Just as the federal government is seeking to create a centralized warehouse of data on money laundering that would be accessible to financial actors worldwide, fund managers should be exploring systems that centralize their data and feed it throughout their company and client networks.

Money laundering is just one of many “known unknowns” that pose a risk to financial companies. We know it’s happening, but it can be almost impossible to detect, especially as criminal organizations and rogue states become increasingly sophisticated. Detecting these known unknowns is among the specialties of machine learning systems, which can consume and analyze huge amounts of data to detect irregularities, patterns and suspicious transactions.
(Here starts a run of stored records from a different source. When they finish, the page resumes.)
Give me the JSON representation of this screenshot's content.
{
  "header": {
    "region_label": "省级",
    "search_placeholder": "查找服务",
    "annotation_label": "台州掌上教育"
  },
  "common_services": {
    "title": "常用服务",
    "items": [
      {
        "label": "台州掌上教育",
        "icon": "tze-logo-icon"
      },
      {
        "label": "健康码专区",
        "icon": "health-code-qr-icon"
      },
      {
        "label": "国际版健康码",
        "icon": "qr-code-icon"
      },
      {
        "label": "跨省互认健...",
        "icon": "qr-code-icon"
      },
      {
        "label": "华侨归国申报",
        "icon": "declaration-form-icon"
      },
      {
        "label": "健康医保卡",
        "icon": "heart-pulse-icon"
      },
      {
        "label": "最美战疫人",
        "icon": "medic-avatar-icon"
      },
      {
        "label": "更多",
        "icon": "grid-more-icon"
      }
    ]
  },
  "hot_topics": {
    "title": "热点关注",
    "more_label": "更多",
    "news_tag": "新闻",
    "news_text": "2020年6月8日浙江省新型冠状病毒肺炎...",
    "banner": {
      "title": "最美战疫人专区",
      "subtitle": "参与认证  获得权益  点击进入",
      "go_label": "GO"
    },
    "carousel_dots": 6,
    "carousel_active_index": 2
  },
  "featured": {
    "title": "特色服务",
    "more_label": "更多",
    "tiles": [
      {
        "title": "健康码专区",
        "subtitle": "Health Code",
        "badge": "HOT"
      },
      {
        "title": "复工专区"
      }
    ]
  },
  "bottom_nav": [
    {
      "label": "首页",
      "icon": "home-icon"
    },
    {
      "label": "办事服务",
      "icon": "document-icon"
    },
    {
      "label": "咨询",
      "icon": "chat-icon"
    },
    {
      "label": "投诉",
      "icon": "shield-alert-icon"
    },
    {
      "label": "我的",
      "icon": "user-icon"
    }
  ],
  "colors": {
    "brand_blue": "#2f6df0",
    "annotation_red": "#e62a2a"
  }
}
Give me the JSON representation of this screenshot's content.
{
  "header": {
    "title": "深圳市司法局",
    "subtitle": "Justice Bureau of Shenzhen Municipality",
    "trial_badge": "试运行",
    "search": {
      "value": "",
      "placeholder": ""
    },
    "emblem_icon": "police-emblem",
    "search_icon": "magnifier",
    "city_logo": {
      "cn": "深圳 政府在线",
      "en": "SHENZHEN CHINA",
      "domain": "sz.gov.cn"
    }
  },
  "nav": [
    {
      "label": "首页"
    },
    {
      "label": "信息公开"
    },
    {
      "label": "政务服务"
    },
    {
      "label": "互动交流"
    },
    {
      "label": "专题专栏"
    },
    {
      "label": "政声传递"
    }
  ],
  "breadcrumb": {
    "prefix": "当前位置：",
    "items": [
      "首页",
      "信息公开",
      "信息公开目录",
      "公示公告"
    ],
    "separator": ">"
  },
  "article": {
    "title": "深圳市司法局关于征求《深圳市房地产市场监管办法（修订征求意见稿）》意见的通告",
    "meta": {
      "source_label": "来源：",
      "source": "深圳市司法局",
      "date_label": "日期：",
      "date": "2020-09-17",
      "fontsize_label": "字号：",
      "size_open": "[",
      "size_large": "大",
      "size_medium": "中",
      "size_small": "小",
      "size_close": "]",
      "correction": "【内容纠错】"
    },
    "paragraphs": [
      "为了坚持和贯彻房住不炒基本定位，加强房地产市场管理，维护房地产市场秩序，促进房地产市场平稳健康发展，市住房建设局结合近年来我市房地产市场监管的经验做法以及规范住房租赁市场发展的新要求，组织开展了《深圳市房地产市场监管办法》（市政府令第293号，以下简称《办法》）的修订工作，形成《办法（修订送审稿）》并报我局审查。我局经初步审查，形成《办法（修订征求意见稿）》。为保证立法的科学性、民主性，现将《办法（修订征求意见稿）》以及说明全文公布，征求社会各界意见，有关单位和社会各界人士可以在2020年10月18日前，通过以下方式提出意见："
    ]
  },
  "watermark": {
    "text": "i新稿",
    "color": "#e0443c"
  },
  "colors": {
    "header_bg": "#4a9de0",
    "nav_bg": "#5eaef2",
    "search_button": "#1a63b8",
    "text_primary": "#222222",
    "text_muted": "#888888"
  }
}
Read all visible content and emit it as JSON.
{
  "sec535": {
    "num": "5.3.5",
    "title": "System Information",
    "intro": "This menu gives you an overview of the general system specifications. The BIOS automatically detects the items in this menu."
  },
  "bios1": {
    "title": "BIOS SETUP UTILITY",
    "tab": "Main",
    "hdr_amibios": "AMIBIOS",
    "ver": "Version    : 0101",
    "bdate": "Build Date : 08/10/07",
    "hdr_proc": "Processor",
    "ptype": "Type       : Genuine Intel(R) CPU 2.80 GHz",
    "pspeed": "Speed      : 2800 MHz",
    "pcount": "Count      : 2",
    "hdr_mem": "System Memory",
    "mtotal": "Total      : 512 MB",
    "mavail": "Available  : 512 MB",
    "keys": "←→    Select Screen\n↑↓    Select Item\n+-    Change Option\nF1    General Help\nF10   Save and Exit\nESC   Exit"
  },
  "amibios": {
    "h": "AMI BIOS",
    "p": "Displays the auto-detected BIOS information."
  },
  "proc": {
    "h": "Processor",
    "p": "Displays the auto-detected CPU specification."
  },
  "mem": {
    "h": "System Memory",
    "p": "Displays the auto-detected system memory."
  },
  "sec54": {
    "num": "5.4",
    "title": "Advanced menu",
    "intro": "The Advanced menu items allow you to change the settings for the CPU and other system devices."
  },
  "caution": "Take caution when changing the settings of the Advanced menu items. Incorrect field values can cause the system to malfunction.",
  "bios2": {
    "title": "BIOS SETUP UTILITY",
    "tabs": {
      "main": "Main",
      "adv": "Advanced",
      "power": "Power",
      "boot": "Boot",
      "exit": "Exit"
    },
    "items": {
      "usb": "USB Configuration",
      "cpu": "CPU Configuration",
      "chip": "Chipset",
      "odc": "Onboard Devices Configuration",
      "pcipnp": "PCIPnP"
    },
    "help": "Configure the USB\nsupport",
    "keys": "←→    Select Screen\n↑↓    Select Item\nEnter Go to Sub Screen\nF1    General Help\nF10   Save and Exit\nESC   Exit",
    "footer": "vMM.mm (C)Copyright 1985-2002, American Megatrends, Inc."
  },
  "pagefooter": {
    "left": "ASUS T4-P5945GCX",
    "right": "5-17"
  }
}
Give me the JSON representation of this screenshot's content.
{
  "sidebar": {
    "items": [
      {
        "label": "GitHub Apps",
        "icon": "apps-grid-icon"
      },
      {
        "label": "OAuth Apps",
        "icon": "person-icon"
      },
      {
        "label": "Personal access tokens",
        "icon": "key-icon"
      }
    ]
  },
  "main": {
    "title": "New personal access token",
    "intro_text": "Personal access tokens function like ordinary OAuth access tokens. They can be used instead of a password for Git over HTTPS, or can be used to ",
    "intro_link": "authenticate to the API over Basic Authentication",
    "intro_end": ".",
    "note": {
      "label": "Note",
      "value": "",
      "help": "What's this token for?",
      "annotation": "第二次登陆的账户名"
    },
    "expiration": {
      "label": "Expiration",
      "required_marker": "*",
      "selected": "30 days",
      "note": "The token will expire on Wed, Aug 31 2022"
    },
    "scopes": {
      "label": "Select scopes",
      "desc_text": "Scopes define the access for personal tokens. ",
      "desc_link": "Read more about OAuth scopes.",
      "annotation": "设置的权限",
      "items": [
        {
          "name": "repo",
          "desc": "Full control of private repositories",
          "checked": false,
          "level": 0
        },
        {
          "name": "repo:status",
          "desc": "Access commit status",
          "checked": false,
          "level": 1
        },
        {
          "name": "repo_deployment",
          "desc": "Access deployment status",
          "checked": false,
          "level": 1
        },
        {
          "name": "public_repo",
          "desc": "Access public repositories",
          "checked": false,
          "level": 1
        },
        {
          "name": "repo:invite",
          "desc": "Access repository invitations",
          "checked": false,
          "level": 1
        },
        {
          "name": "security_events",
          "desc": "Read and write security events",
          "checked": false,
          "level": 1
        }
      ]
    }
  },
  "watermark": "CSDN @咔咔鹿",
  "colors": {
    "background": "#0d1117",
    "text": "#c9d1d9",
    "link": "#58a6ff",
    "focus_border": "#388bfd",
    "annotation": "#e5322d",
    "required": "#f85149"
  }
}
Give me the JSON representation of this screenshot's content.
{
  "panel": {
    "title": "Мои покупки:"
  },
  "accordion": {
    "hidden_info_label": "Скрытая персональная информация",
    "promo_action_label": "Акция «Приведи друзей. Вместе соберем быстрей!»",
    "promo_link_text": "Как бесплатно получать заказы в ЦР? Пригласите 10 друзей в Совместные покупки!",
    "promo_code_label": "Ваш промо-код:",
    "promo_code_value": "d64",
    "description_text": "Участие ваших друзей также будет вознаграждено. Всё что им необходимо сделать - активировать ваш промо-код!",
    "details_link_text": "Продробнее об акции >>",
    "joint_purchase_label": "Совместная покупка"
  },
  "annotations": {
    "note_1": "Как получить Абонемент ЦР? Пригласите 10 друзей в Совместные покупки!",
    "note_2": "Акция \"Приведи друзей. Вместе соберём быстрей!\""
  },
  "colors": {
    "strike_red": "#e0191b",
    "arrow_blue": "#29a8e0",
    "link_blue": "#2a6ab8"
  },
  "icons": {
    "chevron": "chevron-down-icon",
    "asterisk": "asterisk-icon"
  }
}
As the US and other countries get serious about deploying digital tools to root out money laundering, funds can also expect an exponential increase in available data on bad actors and dirty money. Fund administrators should be deploying scalable solutions that can extract this data from governments and private entities worldwide, both to protect their investments and to stay ahead of regulators.

The recent legislation out of Washington D.C. is a strong sign that the U.S. is looking to revitalize the global fight against money laundering. But serious progress will depend on the private sector following suit. Fund administrators, like the Treasury Department, would be wise to start the fight with major upgrades to their digital arsenal.